The results returned by M on x and x' are indistinguishable up to a degree given by ε and δ.
Practically, it means that an adversary should not be able to reconstruct/deanonymize/match any individual's data record by querying multiple dataset-level summary statistics through the query mechanism M and combining them in some way.
Differential privacy [1/n]
Differential privacy is mathematically rigorous definition of "data privacy" (received the Gödel Prize in 2017).
Definition:
Let Zᵐ be a space of datasets with m rows.

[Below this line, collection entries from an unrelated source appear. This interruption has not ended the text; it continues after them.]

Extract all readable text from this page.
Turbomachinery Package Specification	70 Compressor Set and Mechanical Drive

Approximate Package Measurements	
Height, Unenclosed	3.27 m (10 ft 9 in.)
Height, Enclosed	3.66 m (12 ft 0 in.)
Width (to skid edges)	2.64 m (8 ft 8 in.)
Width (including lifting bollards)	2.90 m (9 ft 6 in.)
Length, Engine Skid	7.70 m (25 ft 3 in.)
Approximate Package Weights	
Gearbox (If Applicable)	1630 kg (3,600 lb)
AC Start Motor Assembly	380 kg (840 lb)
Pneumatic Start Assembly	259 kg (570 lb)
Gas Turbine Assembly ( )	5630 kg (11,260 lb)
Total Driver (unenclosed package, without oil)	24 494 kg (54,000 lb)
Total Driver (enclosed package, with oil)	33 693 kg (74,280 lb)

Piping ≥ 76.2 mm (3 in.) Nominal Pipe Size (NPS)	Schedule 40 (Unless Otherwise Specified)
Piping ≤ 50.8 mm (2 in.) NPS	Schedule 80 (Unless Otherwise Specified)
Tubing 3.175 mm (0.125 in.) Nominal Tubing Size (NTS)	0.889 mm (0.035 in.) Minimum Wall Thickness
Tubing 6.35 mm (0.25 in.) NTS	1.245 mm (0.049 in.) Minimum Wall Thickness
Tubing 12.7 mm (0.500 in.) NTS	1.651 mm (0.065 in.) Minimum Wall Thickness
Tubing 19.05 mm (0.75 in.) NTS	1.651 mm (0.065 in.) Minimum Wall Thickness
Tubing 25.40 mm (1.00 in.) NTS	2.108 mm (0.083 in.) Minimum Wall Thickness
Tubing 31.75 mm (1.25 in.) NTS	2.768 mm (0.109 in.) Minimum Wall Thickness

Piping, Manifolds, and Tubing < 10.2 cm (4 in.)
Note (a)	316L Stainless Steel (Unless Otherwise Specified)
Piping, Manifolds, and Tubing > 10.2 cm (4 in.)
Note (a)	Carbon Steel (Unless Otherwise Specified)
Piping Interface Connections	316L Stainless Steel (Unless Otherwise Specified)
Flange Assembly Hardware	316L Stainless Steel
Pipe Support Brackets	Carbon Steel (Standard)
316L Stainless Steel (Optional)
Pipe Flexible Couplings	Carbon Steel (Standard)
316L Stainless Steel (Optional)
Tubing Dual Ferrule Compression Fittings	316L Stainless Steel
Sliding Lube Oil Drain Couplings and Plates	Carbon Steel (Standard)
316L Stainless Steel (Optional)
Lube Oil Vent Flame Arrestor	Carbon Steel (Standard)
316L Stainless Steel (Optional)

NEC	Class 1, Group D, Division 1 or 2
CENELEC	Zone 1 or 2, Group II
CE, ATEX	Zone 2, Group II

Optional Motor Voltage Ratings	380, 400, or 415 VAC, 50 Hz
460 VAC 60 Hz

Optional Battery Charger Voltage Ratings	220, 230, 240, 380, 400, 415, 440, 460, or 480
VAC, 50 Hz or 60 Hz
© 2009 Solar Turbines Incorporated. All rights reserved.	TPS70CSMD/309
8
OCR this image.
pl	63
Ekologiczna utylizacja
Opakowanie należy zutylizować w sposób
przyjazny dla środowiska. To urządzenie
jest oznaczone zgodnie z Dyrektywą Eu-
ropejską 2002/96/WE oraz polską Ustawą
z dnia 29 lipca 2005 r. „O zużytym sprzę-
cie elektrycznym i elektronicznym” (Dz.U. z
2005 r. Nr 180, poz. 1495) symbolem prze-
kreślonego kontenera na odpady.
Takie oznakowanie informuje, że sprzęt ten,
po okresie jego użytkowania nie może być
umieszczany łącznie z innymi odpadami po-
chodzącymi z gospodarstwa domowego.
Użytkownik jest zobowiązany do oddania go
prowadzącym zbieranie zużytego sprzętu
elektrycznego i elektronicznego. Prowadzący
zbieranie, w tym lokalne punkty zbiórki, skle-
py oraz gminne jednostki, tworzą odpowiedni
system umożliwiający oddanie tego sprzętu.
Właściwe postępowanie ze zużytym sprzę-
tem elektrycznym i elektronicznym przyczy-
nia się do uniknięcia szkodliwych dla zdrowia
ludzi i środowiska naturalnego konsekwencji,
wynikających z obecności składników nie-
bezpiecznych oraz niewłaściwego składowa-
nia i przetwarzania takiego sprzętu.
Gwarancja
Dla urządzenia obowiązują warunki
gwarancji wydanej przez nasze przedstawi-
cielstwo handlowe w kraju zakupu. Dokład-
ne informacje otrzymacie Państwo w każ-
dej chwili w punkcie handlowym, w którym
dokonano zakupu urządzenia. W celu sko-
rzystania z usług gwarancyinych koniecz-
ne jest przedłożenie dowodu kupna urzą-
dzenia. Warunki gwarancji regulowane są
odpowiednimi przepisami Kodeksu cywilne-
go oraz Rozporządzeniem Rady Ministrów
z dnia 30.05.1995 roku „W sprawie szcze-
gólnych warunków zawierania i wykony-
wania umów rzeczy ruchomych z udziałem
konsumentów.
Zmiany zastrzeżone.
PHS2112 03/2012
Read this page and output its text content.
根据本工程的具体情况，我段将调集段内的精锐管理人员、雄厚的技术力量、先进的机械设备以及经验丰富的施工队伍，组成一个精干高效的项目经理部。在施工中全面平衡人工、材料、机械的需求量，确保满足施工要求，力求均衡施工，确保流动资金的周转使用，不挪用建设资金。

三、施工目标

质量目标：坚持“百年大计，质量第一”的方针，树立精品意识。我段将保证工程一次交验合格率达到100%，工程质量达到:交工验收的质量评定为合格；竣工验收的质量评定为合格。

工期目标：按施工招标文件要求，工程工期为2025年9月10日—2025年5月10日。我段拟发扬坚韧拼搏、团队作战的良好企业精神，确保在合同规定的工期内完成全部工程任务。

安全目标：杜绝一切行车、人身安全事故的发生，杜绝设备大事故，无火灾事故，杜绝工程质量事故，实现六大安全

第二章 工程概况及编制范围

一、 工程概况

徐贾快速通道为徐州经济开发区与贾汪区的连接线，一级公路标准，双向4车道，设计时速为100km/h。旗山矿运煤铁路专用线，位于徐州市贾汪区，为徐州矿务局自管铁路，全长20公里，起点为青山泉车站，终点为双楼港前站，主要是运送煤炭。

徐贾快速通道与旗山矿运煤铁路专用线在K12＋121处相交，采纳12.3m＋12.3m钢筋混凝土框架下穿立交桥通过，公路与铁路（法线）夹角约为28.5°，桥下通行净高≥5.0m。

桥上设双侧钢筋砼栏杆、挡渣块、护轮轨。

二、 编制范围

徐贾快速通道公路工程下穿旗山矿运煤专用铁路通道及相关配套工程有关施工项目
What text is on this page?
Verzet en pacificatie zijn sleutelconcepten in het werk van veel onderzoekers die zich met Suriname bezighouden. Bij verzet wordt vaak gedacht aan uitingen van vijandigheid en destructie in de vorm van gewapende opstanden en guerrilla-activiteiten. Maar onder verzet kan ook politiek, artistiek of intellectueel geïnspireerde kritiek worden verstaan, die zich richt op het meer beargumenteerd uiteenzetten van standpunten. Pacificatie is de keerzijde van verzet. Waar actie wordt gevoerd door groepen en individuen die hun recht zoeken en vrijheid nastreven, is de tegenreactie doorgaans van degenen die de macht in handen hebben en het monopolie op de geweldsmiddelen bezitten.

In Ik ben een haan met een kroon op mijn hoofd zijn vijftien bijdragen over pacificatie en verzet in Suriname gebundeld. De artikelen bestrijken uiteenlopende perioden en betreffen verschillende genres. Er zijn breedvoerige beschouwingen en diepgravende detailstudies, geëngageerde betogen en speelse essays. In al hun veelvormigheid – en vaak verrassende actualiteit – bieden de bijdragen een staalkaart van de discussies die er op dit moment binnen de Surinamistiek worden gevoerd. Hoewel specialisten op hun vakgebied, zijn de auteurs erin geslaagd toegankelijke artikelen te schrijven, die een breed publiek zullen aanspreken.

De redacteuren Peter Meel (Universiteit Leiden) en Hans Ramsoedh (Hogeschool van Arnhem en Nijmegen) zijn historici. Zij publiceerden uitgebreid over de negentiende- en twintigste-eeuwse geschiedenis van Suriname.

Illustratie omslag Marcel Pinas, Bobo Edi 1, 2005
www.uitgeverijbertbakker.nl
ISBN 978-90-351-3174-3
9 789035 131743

Let d(x, x') be the number of rows at which x, x' ∈ Zᵐ differ.
Let M be a mechanism that takes a dataset x ∈ Zᵐ as input and outputs a random variable M(x) ∈ Y.
M is called (ε, δ)-differentially private if
P(M(x) ∈ S) ≤ exp(ε) P(M(x') ∈ S) + δ,
∀ x, x' ∈ Zᵐ with d(x, x') = 1, ∀ measurable S ∈ Y.
Convergence in distribution
A seq. X₁, X₂, ... of R-valued random vars. converges in distribution (or converges weakly, or in law) to a random var. X
⇔ lim Fₙ(x) = F(x) as n→∞ for all continuity points x of F
⇔ E(f(Xₙ))→E(f(X)) for all bounded Lipschitz f
⇔ liminf E(f(Xₙ))≥E(f(X)) for all non-negative continuous f
⇔ liminf P(Xₙ∈G)≥P(X∈G) for every open set G
⇔ limsup P(Xₙ∈F)≤P(X∈F) for every closed set F
⇔ P(Xₙ∈B)→P(X∈B) for all continuity sets B of X (i.e., P(X∈∂B)=0)
How many can you prove?
[cont.] Kullback–Leibler divergence.
Following that line of thought, the Kullback-Leibler divergence between p and q is simply the difference between cross-entropy(p, q) and entropy(p):
D(p||q) =
= ∑ᵢ pᵢ log₂(pᵢ / qᵢ)
= ∑ᵢ pᵢ log₂(1/qᵢ) - ∑ᵢ pᵢ log₂(1/pᵢ)
= H(p, q) - H(p)
[cont.] Cross-entropy.
By that interpretation, in contrast to entropy, cross-entropy is the expected number of bits per transmission under a potentially suboptimal encoding {log₂(1/q₁), log₂(1/q₂), ...}, which is based on a potentially inaccurate distribution {q₁, q₂, ...} for the symbols. That is, mathematically cross-entropy is given by:
H(p, q) = ∑ᵢ pᵢ log₂(1/qᵢ).
Entropy
(my understanding of information theory is very rudimentary)
Let's say you want to send symbols as messages through a binary channel (0s and 1s). Let pᵢ denote the relative frequency of i'th symbol. Then, to use the smallest number of bits per transmission on average, you should assign log₂(1/pᵢ) bits to the i'th symbol (afaik; don't know if fully correct, or how to prove...).
The entropy is just the expected number of bits per transmission under this optimal encoding:
∑ᵢ pᵢ log₂(1/pᵢ).
Toots of random math/stats/ML trivia that I find interesting.